Evolutionary algorithms (EA) are designed to improve (optimize) something. They are vastly used on combinatorial optimization due to their populational approach and their explore/exploit mechanism. They can find a sub-optimal way to solve a problem by evolving previously found solutions. EA could find a solution for the Dino game by itself, but there are some relevant points that discourage us to do that. First, EAs are sensitive to the problem change, i.e. if the input change, it may affect the EA performance. As bigger the change, as worse EA performs. Considering the game world is randomly generated, use just EA is impracticable. The second point is the Dino world is endless. EAs need to know the whole problem to act. Moreover, as bigger is the problem, as more remote the probability to find a feasible sub-optimal solution. Therefore, I hope we agree that, although EA theoretically is able to solve a limited and non-random version of Dino, it is not a good choice.

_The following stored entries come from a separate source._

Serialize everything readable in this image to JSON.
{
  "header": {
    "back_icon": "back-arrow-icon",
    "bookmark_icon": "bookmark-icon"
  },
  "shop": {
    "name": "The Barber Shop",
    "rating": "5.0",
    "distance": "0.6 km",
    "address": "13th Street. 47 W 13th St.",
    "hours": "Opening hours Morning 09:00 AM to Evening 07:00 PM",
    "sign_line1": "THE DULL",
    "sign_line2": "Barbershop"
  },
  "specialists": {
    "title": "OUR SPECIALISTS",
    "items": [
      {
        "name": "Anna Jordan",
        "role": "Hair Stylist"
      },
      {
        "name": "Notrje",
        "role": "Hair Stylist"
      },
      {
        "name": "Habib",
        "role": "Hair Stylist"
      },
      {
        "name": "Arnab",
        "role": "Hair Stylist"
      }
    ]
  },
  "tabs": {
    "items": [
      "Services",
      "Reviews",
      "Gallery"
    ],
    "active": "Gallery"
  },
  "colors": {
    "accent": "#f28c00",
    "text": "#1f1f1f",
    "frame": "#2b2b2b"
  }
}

On the other hand, we have another category of algorithms: reinforcement-learning algorithms, being Artificial Neural Networks (ANN) the most popular example. ANNs are super powerful and can learn how to do something magically (ops, it is not magic, it is mathematics). ANNs can generify their learning and act even the problem changes. Different from EAs, ANNs make decisions on the fly, based on the inputs and on the previous learning. We could use ANNs to play Dino. The inputs could be the scenario and obstacles and the result could be the action Dino should do, but we also have some relevant points here. ANN is a supervised-learning technique. It means we must have several (the more the better) mapped scenarios/probabilities with human answers. The scenarios and answers must be consistent (close scenarios should lead to close answers) to learning be effective. It makes our work very hard. Map a good number of scenarios (generic enough to not overfit our model) and give them a consistent answer is not easy. So please, let's agree it also is not a good choice.

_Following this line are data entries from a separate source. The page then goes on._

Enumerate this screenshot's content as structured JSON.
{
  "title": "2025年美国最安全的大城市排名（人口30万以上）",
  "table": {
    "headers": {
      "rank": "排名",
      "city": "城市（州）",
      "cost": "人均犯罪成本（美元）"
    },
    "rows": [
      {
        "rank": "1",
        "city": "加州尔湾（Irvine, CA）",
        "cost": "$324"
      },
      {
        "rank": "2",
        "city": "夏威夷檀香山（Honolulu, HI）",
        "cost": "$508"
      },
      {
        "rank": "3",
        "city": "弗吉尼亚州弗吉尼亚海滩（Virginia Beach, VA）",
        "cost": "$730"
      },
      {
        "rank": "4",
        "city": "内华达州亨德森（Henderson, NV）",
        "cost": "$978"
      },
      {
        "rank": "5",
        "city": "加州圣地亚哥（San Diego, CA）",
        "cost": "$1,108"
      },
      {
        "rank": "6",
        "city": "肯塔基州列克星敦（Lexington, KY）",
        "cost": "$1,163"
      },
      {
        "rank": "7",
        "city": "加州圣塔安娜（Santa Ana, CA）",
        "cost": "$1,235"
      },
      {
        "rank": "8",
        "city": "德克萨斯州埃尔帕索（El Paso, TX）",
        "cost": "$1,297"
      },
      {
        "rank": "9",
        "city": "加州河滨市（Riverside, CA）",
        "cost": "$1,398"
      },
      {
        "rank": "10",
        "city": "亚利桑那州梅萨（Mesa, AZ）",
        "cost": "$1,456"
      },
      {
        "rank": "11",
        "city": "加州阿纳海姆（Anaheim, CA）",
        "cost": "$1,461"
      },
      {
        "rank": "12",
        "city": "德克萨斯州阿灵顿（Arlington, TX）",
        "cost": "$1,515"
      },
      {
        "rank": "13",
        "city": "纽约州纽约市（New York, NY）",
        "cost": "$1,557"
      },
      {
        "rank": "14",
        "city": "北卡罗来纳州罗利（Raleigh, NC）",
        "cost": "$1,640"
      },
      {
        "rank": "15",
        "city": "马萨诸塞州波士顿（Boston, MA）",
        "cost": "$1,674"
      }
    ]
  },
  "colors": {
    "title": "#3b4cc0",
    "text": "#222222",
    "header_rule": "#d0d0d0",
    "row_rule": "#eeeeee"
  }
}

I guess you have already presumed what neuroevolutionary algorithms (NEA) are. Here we go. Let us join the best characteristic of each class of algorithms to make an effective one that can play the Dino game. ANNs can percept the environment around them and make decisions on the fly. EAs can evolve a solution without human intervention. So we will use an EA to improve and evolve the ANN responsible for percept the environment and play Dino through the game. We will replace the traditional ANN's back-propagation algorithm with an automated one based on a fitness function.

NEA applied to Dino game

The ANN takes 5 input values:

  • The world velocity
  • The next obstacle horizontal position
  • The next obstacle vertical position
  • The next obstacle width
  • The next obstacle height

And after applying the forward-propagation, it returns two values:

  • Should Dino jump?
  • Should Dino crawl?

The distance Dino ran is used as the fitness function, i.e. the more distant Dino reaches the fittest its ANN was. The fittest individuals are selected by a tournament technique, they are cloned and go through a mutation process. The mutation process will change the ANN weights randomly in three possible ways:

  • Change the weight to a new random value
  • Multiply the weight to a random value
  • Sum a random value to the weight

The best individual is preserved to the next generation.